132
Cilt /Volume 2, Sayı/Issue: 1, Haziran/June 2021 Ankara
Çalışmanın en önemli özelliği, sadece masa başında değil, sahada gözlem ve mülakatlara dayalı
olarak yazılmasıdır. Bu kapsamda yapılan saha çalışmaları yarı yapılandırılmış mülakatlarla ve
değişik bölgelerden ve görüşlerden insanların katılımı ile gerçekleşmiştir. Mülakatlara katılan
insanlar; akademisyen, din görevlileri, devlet yetkilileri, ayrıca değişik sektörlere mensup
kişilerdir. Araştırmacılar; çalışma sırasında yüz kırk bir derinlemesine mülakatlar sayesinde çok
daha geniş bilgi edinme fırsatı yakalamışlar.

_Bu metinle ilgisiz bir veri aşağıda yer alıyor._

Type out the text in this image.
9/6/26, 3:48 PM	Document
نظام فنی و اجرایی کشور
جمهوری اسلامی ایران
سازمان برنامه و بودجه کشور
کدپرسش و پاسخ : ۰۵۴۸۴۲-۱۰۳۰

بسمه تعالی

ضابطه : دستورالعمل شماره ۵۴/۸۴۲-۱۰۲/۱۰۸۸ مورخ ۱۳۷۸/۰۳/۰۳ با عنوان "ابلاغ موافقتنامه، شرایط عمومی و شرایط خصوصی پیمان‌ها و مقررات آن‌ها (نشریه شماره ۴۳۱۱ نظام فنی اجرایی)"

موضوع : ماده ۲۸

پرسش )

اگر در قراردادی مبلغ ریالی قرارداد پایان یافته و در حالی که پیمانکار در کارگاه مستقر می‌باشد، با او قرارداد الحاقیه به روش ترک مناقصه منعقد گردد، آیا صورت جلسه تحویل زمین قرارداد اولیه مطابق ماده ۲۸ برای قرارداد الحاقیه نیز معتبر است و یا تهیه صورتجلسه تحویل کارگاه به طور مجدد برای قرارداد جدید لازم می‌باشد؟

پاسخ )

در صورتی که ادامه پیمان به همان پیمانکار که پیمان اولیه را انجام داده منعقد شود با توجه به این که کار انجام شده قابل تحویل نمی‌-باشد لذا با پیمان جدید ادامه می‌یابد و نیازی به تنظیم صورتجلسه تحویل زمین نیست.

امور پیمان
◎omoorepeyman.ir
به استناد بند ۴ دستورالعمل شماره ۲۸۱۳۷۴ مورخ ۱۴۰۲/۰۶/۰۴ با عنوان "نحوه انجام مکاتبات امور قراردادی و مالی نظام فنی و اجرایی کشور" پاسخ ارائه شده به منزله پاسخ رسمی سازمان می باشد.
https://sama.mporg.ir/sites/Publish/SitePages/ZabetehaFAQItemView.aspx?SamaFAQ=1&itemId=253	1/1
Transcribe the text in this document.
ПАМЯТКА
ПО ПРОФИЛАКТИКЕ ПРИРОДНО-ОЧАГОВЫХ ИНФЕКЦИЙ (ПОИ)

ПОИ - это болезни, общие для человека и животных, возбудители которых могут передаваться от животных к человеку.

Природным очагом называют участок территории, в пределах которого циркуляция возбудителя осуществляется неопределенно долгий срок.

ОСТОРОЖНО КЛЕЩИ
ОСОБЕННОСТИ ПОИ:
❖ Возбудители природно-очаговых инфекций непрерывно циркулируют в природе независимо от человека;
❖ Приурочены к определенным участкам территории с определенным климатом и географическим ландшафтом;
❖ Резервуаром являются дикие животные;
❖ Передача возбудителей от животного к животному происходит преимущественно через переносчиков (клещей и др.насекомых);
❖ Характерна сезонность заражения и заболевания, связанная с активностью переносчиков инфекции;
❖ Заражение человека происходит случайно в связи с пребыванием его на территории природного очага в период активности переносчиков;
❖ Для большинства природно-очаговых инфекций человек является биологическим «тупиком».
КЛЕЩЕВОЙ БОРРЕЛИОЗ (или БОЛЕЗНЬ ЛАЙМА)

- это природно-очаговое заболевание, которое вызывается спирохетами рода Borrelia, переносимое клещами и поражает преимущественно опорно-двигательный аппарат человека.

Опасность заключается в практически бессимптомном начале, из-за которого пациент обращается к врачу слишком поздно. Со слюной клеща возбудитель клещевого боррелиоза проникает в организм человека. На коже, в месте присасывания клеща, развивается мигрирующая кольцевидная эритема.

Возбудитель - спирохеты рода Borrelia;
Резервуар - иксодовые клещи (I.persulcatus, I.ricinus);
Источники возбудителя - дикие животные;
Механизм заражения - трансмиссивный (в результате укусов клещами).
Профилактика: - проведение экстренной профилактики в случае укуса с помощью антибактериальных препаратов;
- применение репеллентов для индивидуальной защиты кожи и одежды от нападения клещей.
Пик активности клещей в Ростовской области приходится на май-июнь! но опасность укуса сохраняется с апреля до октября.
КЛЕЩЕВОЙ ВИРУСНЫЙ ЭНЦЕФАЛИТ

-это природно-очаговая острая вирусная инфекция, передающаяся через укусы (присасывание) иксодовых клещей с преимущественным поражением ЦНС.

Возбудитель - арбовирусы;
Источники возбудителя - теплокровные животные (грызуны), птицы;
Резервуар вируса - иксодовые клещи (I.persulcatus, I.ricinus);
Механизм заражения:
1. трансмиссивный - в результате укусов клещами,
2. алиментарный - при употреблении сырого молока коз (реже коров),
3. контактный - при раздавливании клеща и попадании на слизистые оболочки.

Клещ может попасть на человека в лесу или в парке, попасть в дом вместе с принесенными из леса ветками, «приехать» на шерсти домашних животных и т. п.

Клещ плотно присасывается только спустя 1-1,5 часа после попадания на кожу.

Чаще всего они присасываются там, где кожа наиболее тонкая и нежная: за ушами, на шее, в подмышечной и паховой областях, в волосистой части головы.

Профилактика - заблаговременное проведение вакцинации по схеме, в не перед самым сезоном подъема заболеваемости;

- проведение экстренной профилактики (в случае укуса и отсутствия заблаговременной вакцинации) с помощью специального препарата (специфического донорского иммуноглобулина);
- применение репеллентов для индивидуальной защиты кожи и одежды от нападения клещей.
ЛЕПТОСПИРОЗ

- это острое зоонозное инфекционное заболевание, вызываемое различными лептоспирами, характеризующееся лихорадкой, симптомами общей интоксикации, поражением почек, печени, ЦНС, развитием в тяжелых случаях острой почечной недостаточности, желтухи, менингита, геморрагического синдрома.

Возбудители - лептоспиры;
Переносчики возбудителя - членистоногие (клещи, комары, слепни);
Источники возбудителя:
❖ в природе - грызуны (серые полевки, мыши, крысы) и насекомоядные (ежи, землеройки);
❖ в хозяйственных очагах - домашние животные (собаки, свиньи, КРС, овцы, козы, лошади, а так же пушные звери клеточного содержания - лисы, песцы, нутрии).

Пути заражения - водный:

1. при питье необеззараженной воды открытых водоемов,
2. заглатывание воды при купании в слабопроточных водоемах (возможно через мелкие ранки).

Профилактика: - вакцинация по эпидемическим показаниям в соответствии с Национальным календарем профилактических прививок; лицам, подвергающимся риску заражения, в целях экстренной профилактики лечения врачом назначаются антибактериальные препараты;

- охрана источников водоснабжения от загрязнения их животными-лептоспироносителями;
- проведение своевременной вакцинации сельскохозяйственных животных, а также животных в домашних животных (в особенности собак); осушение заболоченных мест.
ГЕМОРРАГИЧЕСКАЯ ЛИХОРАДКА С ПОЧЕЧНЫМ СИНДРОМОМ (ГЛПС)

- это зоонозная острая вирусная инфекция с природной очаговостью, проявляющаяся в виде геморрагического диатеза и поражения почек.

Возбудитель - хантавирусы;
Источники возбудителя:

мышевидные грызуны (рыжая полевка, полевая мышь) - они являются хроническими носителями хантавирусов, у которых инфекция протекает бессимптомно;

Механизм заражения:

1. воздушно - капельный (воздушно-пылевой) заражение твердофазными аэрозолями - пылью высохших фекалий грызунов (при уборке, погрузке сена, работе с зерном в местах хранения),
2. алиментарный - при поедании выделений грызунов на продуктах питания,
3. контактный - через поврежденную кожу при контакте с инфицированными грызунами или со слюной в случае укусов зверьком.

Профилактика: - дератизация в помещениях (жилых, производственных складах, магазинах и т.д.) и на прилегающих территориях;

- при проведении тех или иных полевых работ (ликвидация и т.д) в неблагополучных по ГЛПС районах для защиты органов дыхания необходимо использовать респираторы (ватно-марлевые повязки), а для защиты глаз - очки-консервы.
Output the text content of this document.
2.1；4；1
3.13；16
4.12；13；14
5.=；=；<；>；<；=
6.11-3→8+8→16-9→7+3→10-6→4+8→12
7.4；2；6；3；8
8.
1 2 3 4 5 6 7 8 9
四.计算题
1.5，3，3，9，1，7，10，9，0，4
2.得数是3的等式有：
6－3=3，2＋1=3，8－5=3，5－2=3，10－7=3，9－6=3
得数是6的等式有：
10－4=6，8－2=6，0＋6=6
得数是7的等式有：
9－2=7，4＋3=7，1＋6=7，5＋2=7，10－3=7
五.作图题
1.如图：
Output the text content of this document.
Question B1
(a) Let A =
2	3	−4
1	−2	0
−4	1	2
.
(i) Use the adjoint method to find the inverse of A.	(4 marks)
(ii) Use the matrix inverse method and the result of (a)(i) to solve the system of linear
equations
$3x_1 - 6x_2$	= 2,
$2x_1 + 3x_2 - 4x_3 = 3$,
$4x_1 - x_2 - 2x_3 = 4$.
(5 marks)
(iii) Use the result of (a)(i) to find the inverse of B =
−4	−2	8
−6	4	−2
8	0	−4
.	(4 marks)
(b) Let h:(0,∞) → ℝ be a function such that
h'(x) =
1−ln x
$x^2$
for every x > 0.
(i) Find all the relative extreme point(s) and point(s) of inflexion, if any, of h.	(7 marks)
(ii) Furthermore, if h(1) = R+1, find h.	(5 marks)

Eserde ayrıca, kapsamlı bir literatür araştırması yapılmış, bu doğrultuda yeterli düzeyde kaynak
kullanımı sağlanmıştır. Türkçe ve İngilizce kaynakların yanı sıra Rusça ve Ukraynaca
kaynaklardan da yararlanılmış; yer, şehir ve kişi gibi özel isimlerin yazımı konusunda titiz
davranılmış, orijinal dildeki telaffuzu en iyi biçimde yansıtacak yazım biçimleri kullanılmıştır.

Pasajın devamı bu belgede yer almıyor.